Gericht kippt Teile des Corona-Warnstufensystems in MV
8. Januar 2022Das Oberverwaltungsgericht in Greifswald (OVG) hat das Corona-Warnstufensystem in Mecklenburg-Vorpommern in Teilen gekippt. Die Warnstufen bilden die Grundlage dafür, welche Corona-Regeln in den einzelnen Regionen des Bundeslandes gelten. Das Land will das Urteil nun prüfen.
Die Greifswalder Richter kritisieren, wie die Auslastung der Kapazitäten auf den Intensivstationen (ITS) bemessen wird. Die entsprechenden Regelungen seien außer Vollzug gesetzt, teilte das Gericht am Freitagabend mit. Das bedeutet, dass die Landesregierung an diesen Stellen gegebenenfalls nacharbeiten muss. Die Entscheidung richtet sich konkret gegen Teile der Neufassung der Corona-Landesverordnung. In der neuen Version werden zur Bestimmung der ITS-Auslastung nur noch die für Covid-19-Patienten vorgesehenen ITS-Betten als Maßstab herangezogen. In der vorherigen Fassung der Verordnung war noch die Gesamtzahl der Intensivbetten maßgeblich.

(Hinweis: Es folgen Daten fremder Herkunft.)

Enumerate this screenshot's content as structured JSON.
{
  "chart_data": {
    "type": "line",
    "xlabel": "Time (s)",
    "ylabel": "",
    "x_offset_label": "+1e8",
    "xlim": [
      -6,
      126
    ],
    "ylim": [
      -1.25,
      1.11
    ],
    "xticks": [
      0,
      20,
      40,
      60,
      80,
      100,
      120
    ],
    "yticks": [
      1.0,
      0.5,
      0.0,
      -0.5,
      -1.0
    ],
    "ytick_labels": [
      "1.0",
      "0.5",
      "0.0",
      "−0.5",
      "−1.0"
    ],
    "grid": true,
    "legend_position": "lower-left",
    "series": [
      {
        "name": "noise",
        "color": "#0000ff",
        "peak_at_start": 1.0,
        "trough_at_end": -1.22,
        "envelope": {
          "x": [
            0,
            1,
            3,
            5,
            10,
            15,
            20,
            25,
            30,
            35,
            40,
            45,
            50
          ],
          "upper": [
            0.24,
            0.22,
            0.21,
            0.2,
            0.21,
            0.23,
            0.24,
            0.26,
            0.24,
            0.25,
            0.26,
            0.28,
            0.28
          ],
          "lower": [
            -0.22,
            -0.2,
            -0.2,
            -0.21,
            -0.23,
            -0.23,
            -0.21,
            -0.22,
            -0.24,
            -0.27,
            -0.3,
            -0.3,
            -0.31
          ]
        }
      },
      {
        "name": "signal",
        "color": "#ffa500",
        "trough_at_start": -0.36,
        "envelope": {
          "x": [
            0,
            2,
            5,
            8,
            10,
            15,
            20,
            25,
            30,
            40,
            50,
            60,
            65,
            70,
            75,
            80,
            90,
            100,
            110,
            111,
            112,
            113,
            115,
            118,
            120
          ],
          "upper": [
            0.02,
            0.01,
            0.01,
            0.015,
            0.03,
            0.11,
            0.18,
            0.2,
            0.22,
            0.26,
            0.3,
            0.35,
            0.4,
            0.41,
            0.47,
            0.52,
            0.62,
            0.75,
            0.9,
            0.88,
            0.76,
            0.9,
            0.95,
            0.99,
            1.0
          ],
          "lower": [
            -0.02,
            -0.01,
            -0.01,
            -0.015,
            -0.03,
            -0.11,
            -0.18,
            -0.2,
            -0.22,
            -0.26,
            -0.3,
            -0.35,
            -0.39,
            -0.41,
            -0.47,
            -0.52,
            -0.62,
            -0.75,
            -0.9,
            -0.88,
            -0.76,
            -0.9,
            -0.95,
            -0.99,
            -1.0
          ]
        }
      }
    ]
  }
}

Kriterium ITS-Auslastung fehlerhaft festgelegt
Die Zahl der ITS-Betten für Covid-Patienten hat die Landesregierung landesweit mit 100 angegeben. Das kritisiert das Gericht: Diese Zahl sei nicht in der Landesverordnung geregelt, ebensowenig wie ein Verfahren zur Festlegung dieser Zahl. Somit sei das Gewichtungskriterium der ITS-Auslastung fehlerhaft festgelegt. Das Land habe damit seinen im Infektionsschutzgesetz festgelegten Gestaltungsspielraum überschritten.
Land will Urteil prüfen
Die Landesregierung teilte auf Anfrage von NDR 1 Radio MV mit, das Urteil zu prüfen und notwendige Änderungen vorzubereiten. Am Dienstag sei ohnehin eine Neufassung der Corona-Landesverordnung geplant. Dann könnten auch etwaige notwendig werdende Änderungen aufgrund des Urteils vorgenommen werden.
FDP-Fraktionschef Domke: „Mutet wie Willkür an“
Die FDP rief die rot-rote Regierungskoalition zu mehr Gründlichkeit auf. Diese müsse vor Schnelligkeit gehen, sagte der FDP-Fraktionschef im Landtag, René Domke. „Dass das OVG Greifswald erneut Teile einer Corona-Landesregelung aufhob, zeigt, dass hier nicht mit der notwendigen Sorgfalt gearbeitet wurde.“ Wenn Berechnungsgrundlagen wie die Auslastung der Kapazitäten auf den Intensivstationen (ITS) nicht nachvollziehbar und begründbar hergeleitet werden, „mutet es wie Willkür an“, so Domke weiter. „Daraus dann Werte zu entwickeln, die über nichts weniger entscheiden als über die zu treffenden Maßnahmen zum Gesundheitsschutz der Bevölkerung, dann ist das Regierungshandeln mehr als fragwürdig.“ Dadurch drohe Verunsicherung, „selbst bei denen, die bis jetzt alle Maßnahmen befürworteten“.
ITS-Auslastung fließt in Corona-Stufensystem ein
Die ITS-Auslastung ist eines von drei Kriterien zur Einstufung einer Region auf der Corona-Stufenkarte des Landes. Die Einstufung ist für die geltenden Corona-Maßnahmen mitentscheidend. Ebenfalls angegriffene 2G-Regelungen erklärte das Gericht hingegen für rechtmäßig.